In books, I have studied that in a Transistor, the Base is the layer sandwiched in between Collector an Emitter. Wikipedia also mentions that

"The base is physically located between the emitter and the collector and is made from lightly doped, high-resistivity material. The collector surrounds the emitter region, making it almost impossible for the electrons injected into the base region to escape without being collected"

something like this-

enter image description here

But the images of Transistor dies I found had completely different construction.

enter image description here

The bond wires are connected to the Base and Emitter and the Collector is underneath the two layers. The Base and Emitter seems to be on the same plane and Base is not sandwiched in between as said in books.

Then how is Base physically located between Emitter and Collector?

And if not, then how does the die work as transistor?

  • \$\begingroup\$ It’s just a representation. \$\endgroup\$
    – winny
    Commented Apr 15, 2018 at 8:04
  • 1
    \$\begingroup\$ the die photo is a top view (from overhead). The sketch is more like a cross-section, showing the internal structure of the NPN transistor. \$\endgroup\$
    – MarkU
    Commented Apr 15, 2018 at 8:48
  • 3
    \$\begingroup\$ If you were to section your photograph exactly in the middle from top to bottom it would have a working cross section similar to the diagram you have.

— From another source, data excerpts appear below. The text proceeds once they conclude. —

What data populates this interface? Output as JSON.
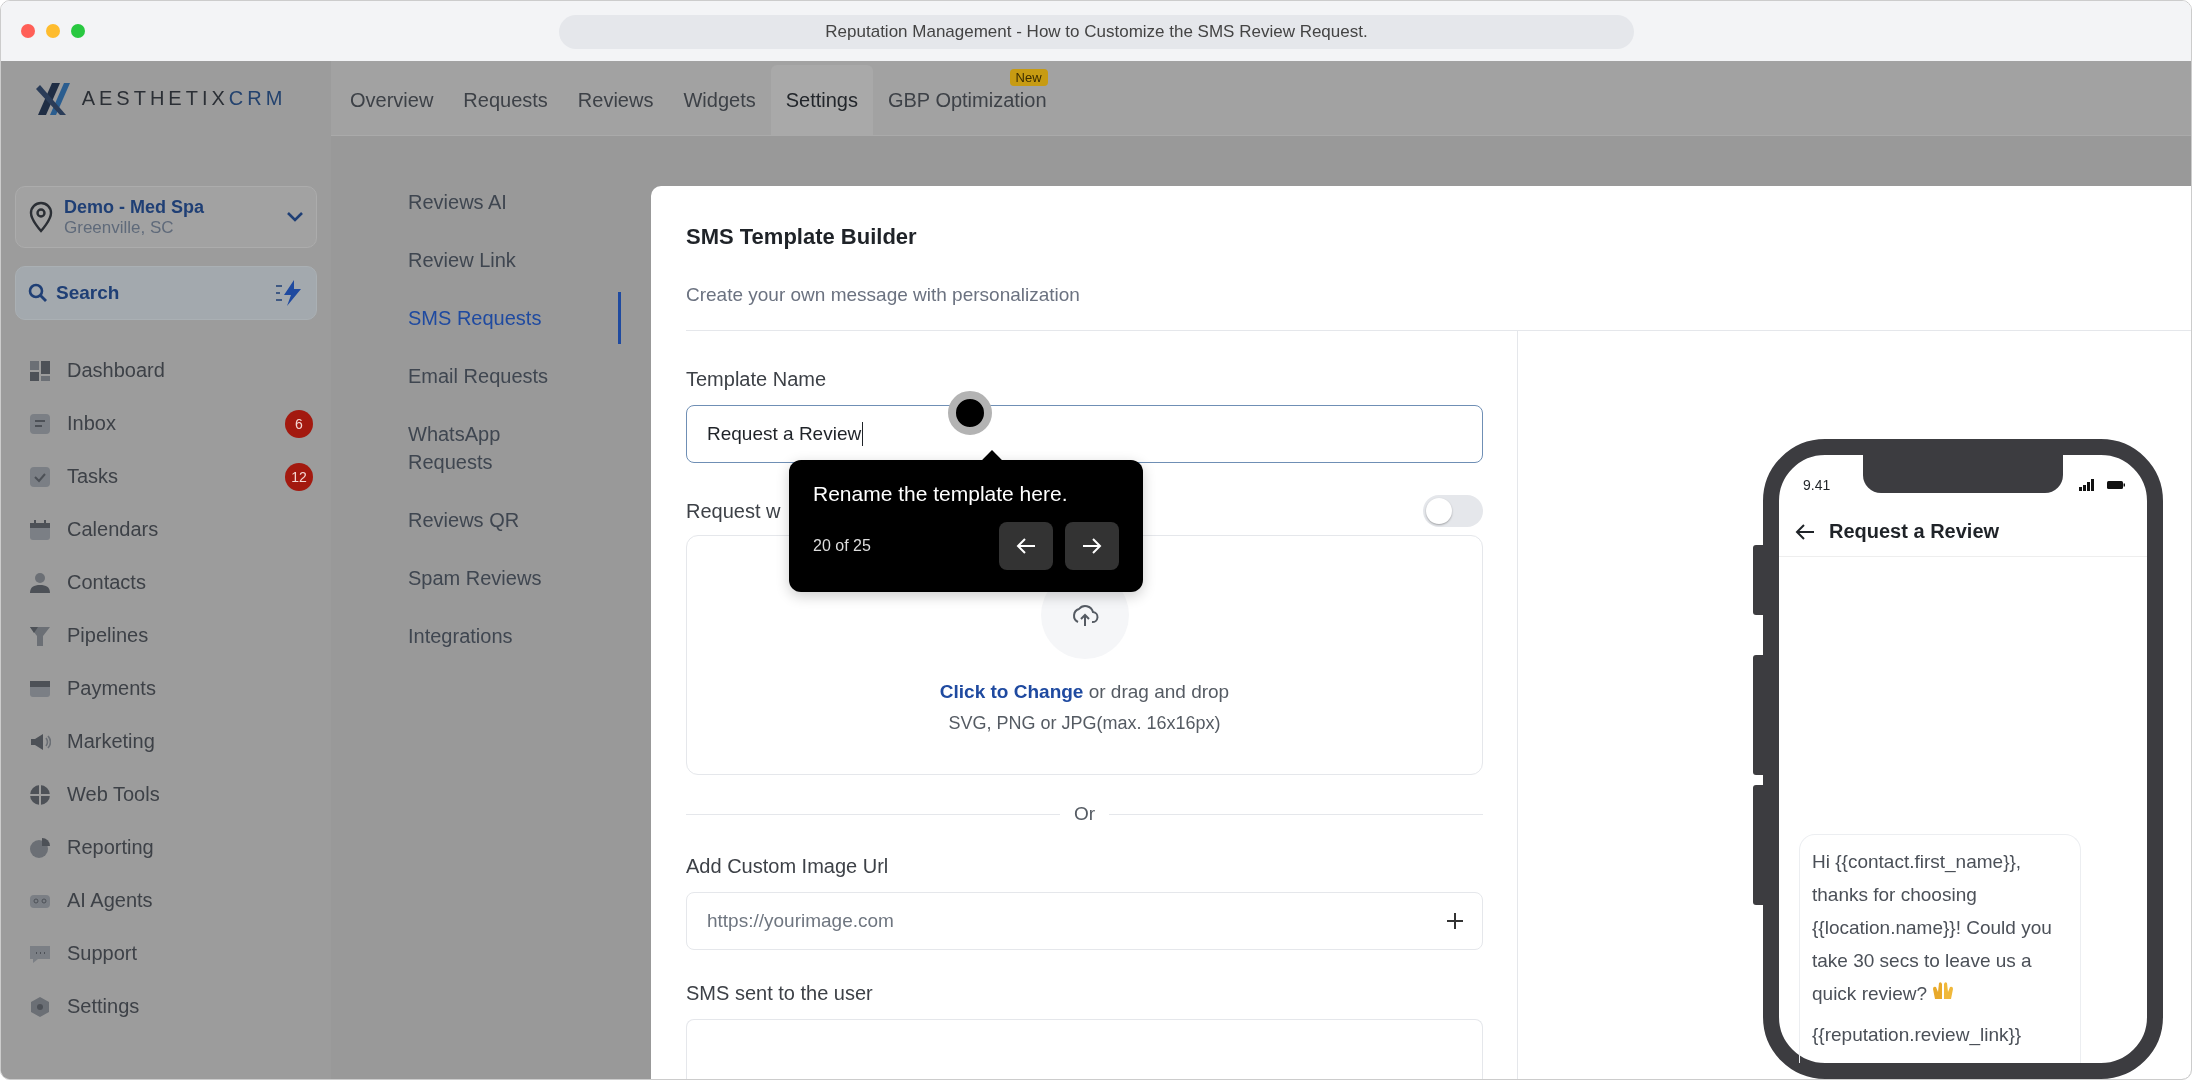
{
  "browser": {
    "title": "Reputation Management - How to Customize the SMS Review Request."
  },
  "logo": {
    "name": "AESTHETIX",
    "suffix": "CRM"
  },
  "top_tabs": [
    {
      "label": "Overview",
      "selected": false
    },
    {
      "label": "Requests",
      "selected": false
    },
    {
      "label": "Reviews",
      "selected": false
    },
    {
      "label": "Widgets",
      "selected": false
    },
    {
      "label": "Settings",
      "selected": true
    },
    {
      "label": "GBP Optimization",
      "selected": false,
      "badge": "New"
    }
  ],
  "location": {
    "name": "Demo - Med Spa",
    "address": "Greenville, SC"
  },
  "search": {
    "label": "Search"
  },
  "nav": [
    {
      "label": "Dashboard"
    },
    {
      "label": "Inbox",
      "badge": "6"
    },
    {
      "label": "Tasks",
      "badge": "12"
    },
    {
      "label": "Calendars"
    },
    {
      "label": "Contacts"
    },
    {
      "label": "Pipelines"
    },
    {
      "label": "Payments"
    },
    {
      "label": "Marketing"
    },
    {
      "label": "Web Tools"
    },
    {
      "label": "Reporting"
    },
    {
      "label": "AI Agents"
    },
    {
      "label": "Support"
    },
    {
      "label": "Settings"
    }
  ],
  "settings_menu": [
    {
      "label": "Reviews AI",
      "selected": false
    },
    {
      "label": "Review Link",
      "selected": false
    },
    {
      "label": "SMS Requests",
      "selected": true
    },
    {
      "label": "Email Requests",
      "selected": false
    },
    {
      "label": "WhatsApp Requests",
      "selected": false
    },
    {
      "label": "Reviews QR",
      "selected": false
    },
    {
      "label": "Spam Reviews",
      "selected": false
    },
    {
      "label": "Integrations",
      "selected": false
    }
  ],
  "modal": {
    "title": "SMS Template Builder",
    "subtitle": "Create your own message with personalization",
    "template_name": {
      "label": "Template Name",
      "value": "Request a Review"
    },
    "toggle": {
      "label": "Request w",
      "on": false
    },
    "upload": {
      "link": "Click to Change",
      "text": "or drag and drop",
      "hint": "SVG, PNG or JPG(max. 16x16px)"
    },
    "divider": "Or",
    "image_url": {
      "label": "Add Custom Image Url",
      "placeholder": "https://yourimage.com"
    },
    "sms": {
      "label": "SMS sent to the user"
    }
  },
  "tooltip": {
    "text": "Rename the template here.",
    "step": "20 of 25"
  },
  "phone": {
    "time": "9.41",
    "title": "Request a Review",
    "message": [
      "Hi {{contact.first_name}}, thanks for choosing {{location.name}}! Could you take 30 secs to leave us a quick review?",
      "{{reputation.review_link}}"
    ]
  }
}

The wires are bonded to metallisation layers that connect to the internal (mostly hidden) semiconductor regions. \$\endgroup\$
    – KalleMP
    Commented Apr 15, 2018 at 14:15

2 Answers 2


The photo is not inconsistent with the diagram - the base has been bent into a wiggly shape in order to make it as long as possible. But you can see in the diagram the contacts are on the top surface, as it is with the collector.

The base is really the "p" region in the diagram, not the metal contact on top. With more magnification you ought to be able to see two PN boundaries in the surface of the black semiconductor material.

Edit: perhaps some better pictures will help. https://zeptobars.com/en/read/NXP-PMST3904-NPN-BJT

The green circles look like base and emitter wirebonds; the shiny stuff is aluminium metal; the green is N-type and the pink is P-type.

Making the junctions longer improves their current carrying ability. Hence the zigzag shape.

enter image description here

  • \$\begingroup\$ so the shiny thing bond wires are connected to are metal contacts? Not semiconductors? I thought that is silicon. \$\endgroup\$ Commented Apr 15, 2018 at 9:48
  • \$\begingroup\$ But why would anyone want to make the base contact longer? \$\endgroup\$ Commented Apr 15, 2018 at 9:50
  • \$\begingroup\$ See edit, I've added a picture \$\endgroup\$
    – pjc50
    Commented Apr 15, 2018 at 17:56

Those are aluminum bond wires, to save money. The die, with all those inter-digitated emitter-base regions, is a power-transistor.